Initial commit

2019-02-28 14:09:53 +01:00
commit 96e84d083d
97 changed files with 66293 additions and 0 deletions
--- a/app/speeches/management/commands/import_protocols.py
+++ b/app/speeches/management/commands/import_protocols.py
@ -0,0 +1,120 @@
+from django.core.management.base import BaseCommand
+from speeches.models import Protocol, Speech
+from speakers.models import Speaker
+from lxml import etree
+import os
+import fnmatch
+import datetime
+from tqdm import tqdm
+
+
+class Command(BaseCommand):
+    help = ("Adds protocols to the database using the django models"
+            " syntax. Protocols will be added from the xml protocol files."
+            " Input is a path pointing to all/multiple protocols in one"
+            " directory with one level of subdirectories. First imports"
+            " toc, attachments and metadata with model Protocol. Speeches will be put into realtion with the model Speech."
+            " to the protocols later on.")
+
+    def add_arguments(self, parser):
+        parser.add_argument("input_path",
+                            type=str)
+
+    def handle(self, *args, **options):
+        path = options["input_path"]
+        list_of_files = []
+        for path, subdirs, files in os.walk(path):
+            for name in files:
+                if fnmatch.fnmatch(name, "*.xml"):
+                    list_of_files.append(os.path.join(path, name))
+        for file_path in tqdm(sorted(list_of_files), desc="Importing protocol data"):
+            # self.stdout.write("Reading data from file: " + file_path)
+            tree = etree.parse(file_path)
+            protocol = Protocol()
+
+            protocol.protocol_id = os.path.basename(file_path)[:-4]
+            # self.stdout.write("\tProtocol ID is: " + protocol.protocol_id)
+            # self.stdout.write("\tReading toc and attachment.")
+
+            session_nr = tree.xpath("//sitzungsnr")[0]
+            protocol.session_nr = session_nr
+
+            protocol_period = tree.xpath("@wahlperiode")[0]
+            protocol.protocol_period = protocol_period
+
+            session_date = tree.xpath("//@date")[0]
+            protocol.session_date_str = session_date
+            session_date = datetime.datetime.strptime(session_date, "%d.%m.%Y")
+            session_date = datetime.datetime.strftime(session_date, "%Y-%m-%d")
+            protocol.session_date = session_date
+
+            correct_start_time = None
+            start_of_session = tree.xpath("//@sitzung-start-uhrzeit")[0]
+            try:
+                start_of_session = datetime.datetime.strptime(start_of_session,
+                                                               "%H:%M")

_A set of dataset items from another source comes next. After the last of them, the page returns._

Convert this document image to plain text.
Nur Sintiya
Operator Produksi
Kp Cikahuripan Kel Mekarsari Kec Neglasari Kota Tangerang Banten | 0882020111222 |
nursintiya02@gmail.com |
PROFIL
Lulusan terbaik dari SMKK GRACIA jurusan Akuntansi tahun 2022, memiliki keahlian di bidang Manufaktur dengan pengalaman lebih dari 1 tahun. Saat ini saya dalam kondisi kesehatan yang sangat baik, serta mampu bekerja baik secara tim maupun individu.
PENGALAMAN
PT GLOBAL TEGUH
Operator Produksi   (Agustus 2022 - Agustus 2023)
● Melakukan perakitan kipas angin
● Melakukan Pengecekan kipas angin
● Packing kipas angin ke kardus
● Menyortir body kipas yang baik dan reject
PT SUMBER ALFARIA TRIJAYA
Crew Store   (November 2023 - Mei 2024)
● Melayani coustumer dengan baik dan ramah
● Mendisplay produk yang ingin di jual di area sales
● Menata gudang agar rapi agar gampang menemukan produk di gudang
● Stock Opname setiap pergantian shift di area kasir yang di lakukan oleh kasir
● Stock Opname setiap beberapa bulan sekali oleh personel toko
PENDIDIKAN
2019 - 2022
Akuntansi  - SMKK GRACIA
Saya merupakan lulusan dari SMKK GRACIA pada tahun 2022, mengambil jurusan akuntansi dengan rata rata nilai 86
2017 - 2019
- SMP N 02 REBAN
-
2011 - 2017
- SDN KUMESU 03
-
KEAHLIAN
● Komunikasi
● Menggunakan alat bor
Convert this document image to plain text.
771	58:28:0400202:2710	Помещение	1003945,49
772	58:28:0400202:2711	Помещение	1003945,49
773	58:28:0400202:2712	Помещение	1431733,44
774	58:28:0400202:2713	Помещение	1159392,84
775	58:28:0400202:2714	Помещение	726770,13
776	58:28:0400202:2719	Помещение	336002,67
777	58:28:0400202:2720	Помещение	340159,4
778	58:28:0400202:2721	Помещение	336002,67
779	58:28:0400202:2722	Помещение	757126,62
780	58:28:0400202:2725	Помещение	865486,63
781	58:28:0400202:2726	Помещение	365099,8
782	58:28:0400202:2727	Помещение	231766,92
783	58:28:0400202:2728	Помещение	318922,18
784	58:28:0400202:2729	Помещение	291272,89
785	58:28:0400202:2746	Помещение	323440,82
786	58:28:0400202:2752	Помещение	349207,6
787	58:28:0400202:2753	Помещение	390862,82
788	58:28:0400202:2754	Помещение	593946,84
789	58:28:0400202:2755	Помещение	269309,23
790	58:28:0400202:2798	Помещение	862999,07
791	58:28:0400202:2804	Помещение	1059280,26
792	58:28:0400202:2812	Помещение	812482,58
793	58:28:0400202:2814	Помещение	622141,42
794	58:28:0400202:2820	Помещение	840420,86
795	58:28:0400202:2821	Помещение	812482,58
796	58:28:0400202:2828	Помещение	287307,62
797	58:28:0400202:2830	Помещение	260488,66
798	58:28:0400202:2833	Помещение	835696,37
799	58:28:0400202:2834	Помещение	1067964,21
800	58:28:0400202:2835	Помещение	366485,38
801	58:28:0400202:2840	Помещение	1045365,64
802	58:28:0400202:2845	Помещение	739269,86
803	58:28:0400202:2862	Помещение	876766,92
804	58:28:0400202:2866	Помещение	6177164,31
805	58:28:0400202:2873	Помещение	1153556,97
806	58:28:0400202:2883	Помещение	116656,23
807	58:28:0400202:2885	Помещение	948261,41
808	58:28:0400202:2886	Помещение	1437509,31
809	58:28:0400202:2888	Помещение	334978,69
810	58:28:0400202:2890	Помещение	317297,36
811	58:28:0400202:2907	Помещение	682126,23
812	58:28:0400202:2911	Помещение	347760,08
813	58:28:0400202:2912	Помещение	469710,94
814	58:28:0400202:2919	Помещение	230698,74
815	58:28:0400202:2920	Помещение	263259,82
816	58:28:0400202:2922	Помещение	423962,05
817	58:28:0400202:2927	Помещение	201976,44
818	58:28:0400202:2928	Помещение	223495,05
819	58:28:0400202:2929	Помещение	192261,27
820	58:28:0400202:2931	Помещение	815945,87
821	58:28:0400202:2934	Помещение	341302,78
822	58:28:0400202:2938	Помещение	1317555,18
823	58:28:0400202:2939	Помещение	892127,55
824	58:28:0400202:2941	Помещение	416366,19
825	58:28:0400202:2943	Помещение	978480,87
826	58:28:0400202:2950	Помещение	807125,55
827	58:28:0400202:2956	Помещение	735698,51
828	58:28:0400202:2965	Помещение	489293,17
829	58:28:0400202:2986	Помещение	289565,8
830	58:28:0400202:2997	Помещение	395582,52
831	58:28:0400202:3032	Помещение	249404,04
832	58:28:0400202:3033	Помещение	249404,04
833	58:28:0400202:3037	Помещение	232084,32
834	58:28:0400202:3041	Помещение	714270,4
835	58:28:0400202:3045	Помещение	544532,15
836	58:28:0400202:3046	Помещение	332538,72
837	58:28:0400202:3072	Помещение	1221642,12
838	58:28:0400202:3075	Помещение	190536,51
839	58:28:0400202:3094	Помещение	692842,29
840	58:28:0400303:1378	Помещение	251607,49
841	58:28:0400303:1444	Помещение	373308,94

+                correct_start_time = True
+            except ValueError as e:
+                correct_start_time = False
+            if(correct_start_time is True):
+                protocol.start_of_session = start_of_session
+            else:
+                protocol.start_of_session = None
+
+            end_of_session = tree.xpath("//@sitzung-ende-uhrzeit")[0]
+            correct_end_time = None
+            try:
+                end_of_session = datetime.datetime.strptime(end_of_session,
+                                                            "%H:%M")
+                correct_end_time = True
+            except ValueError as e:
+                correct_end_time = False
+            if(correct_end_time is True):
+                protocol.end_of_session = end_of_session
+            else:
+                protocol.end_of_session = None
+
+            session_nr = tree.xpath("//sitzungsnr")[0]
+            protocol.session_nr = session_nr.text
+
+            election_period = tree.xpath("//wahlperiode")[0]
+            protocol.election_period = election_period.text
+
+            toc = tree.xpath("//inhaltsverzeichnis")[0]
+            protocol.toc = toc.text
+
+            attachment = tree.xpath("//anlagen")[0]
+            protocol.attachment = attachment.text
+            protocol.save()
+
+            speeches = tree.xpath("//sitzungsbeginn | //rede")
+            for previous_e, current_e, next_e in zip([None]+speeches[:-1], speeches, speeches[1:]+[None]):
+                # self.stdout.write("\tReading speech from " + protocol.protocol_id)
+                speech = Speech()
+                speech.foreign_protocol = protocol
+                if(previous_e is not None):
+                    previous_speech_id = previous_e.xpath("@id")[0]
+                    speech.previous_speech_id = previous_speech_id
+                speech_id = current_e.xpath("@id")[0]
+                speech.speech_id = speech_id
+                if(next_e is not None):
+                    next_speech_id = next_e.xpath("@id")[0]
+                    speech.next_speech_id = next_speech_id
+                # self.stdout.write("\tSpeech ID is:" + str(speech.speech_id))
+                # self.stdout.write("\tPrevious Speech ID is:" + str(speech.previous_speech_id))
+                # self.stdout.write("\tNext Speech ID is:" + str(speech.next_speech_id))
+                speaker_type = current_e.xpath("//@typ")[0]
+                speech.speaker_type = speaker_type
+                speaker_id = current_e.xpath(".//redner/@id")[0]
+                # self.stdout.write("\tCurrent speaker ID is:" + str(speaker_id))
+                if(speaker_id != "None"):
+                    speech.foreign_speaker = Speaker.objects.filter(pk=speaker_id)[0]
+                # self.stdout.write("\tSpeaker ID (Foreign key) is:" + str(speech.foreign_speaker))
+                speech_content = current_e.xpath(".//p")
+                speech_content = [str(etree.tostring(p)) for p in speech_content]
+                speech_content = "".join(speech_content)
+                speech.speech_content = speech_content
+                original_string = current_e.xpath(".//redner/name")[0]
+                speech.original_string = original_string.tail
+                # self.stdout.write("\t-------------------------------------------")
+                speech.save()